Female cicadas drill holes in live twigs, where they can lay up to 600 eggs. This often kills the twig, but doesn’t cause any lasting damage, said Joe Stavish, education coordinator for nonprofit group Tree Pittsburgh.
“We’re going to get a ton of phone calls this year,” he said.
Holes cicadas make can cut off the water supply to the tips of branches, causing healthy leaves to die.
“Middle of the summer, a lot of nice green trees are going to look brown,” he said.
The trees will be fine, and tree lovers should be happy to see the cicada swarm, according to Stavish.
“We really should celebrate it because when we’re thinking about trees, one of the things trees do is provide habitats for insects and animals,” he said.
Cicadas can hurt very young trees, however.
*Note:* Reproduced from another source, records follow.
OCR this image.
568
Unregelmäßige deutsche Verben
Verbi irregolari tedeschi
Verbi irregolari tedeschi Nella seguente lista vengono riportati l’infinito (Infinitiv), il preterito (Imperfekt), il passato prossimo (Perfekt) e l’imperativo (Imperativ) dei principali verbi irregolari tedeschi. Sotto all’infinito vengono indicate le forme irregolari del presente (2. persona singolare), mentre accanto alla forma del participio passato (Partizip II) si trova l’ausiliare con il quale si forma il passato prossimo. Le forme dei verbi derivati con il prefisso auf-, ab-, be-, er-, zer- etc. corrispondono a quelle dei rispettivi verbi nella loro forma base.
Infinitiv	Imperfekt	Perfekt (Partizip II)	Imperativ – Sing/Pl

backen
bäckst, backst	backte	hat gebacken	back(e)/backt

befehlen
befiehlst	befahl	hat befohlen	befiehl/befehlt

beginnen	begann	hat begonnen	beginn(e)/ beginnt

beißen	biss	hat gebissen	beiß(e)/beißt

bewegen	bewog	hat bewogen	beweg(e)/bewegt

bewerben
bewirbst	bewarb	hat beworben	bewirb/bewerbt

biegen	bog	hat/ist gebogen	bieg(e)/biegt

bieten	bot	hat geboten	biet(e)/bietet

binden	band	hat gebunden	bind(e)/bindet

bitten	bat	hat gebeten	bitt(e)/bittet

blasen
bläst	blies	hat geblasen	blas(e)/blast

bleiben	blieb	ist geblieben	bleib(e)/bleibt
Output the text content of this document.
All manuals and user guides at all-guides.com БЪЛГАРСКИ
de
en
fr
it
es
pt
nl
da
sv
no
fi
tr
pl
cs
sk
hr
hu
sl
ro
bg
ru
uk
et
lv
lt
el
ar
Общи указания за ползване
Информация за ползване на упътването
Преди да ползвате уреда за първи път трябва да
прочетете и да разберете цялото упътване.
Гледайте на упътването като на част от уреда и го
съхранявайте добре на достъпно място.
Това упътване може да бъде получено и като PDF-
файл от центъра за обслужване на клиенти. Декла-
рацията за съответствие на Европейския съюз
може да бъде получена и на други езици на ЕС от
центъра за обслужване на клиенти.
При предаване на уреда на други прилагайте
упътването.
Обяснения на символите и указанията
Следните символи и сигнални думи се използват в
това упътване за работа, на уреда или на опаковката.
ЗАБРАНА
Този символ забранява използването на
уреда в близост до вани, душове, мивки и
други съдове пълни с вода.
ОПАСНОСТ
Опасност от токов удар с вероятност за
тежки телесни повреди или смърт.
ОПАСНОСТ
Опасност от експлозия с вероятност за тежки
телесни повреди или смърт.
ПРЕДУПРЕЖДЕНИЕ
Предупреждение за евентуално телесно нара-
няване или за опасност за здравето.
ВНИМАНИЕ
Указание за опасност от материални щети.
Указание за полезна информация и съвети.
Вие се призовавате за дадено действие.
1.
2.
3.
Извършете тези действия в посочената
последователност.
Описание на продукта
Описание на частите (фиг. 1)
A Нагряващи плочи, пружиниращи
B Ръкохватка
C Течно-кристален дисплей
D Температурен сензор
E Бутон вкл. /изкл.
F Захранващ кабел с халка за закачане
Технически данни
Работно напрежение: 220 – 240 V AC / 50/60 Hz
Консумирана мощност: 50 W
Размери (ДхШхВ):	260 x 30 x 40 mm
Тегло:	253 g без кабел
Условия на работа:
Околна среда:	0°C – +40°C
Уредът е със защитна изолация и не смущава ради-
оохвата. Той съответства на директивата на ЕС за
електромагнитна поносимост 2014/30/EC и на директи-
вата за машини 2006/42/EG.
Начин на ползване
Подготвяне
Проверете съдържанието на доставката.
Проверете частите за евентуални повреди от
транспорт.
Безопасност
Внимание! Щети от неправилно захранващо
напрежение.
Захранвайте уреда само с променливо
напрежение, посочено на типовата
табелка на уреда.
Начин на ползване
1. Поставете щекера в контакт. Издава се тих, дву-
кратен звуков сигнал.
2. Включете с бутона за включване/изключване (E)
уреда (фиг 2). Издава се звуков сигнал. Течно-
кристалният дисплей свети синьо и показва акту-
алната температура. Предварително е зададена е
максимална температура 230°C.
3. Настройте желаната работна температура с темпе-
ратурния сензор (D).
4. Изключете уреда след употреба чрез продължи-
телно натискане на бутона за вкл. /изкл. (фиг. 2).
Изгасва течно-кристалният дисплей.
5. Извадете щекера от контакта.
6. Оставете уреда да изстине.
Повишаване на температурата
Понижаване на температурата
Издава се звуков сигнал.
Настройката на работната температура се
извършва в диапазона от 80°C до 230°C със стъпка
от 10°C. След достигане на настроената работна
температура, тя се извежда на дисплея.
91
The insects can be warded off by wrapping a tree in garden fabric, Feather said.
When nymphs are born, they drop from tree branches, dig underground and begin the long wait for the cycle to start again.
Scientists have long been puzzled by the unique lives of periodic cicadas, which are unique to North America, Davidson said. Most insects have much shorter life cycles.
“Because it’s so odd, it’s attracted a lot of attention by evolutionary biologists who try to figure out why,” Davidson said.
Cicadas have many natural predators — birds, frogs and small mammals. And when a swarm of cicadas emerges, these creatures eat well.
The insects ensure their survival through sheer force of numbers, providing more food than their predators can stomach.
However, if they did this every year, cicadas would have a problem, Davidson said. Predator populations would skyrocket thanks to the yearly all-you-can-eat buffet.
But by waiting underground for 17 years at a time, cicadas can outlast predator population cycles.
Every time there’s a cicada swarm, bird populations spike for a year or two afterward thanks to the abundance of food, then crash back to normal levels, according to Davidson.
“By coming out once every 17 years, they basically break the cycle,” he said.
The brood that will emerge this year contains three separate cicada species. It’s difficult for the untrained eye to tell them apart — the only physical differences are slightly different markings on their abdomen. But each has a distinctive call.
Once their descendants return underground, they will not be seen again until 2036.
The swarm grosses people out, but it provides people a look at one of nature’s rarities, Feather said.
“Yeah there’s a lot of them, but they’re unique in the world, so try to have some appreciation,” she said.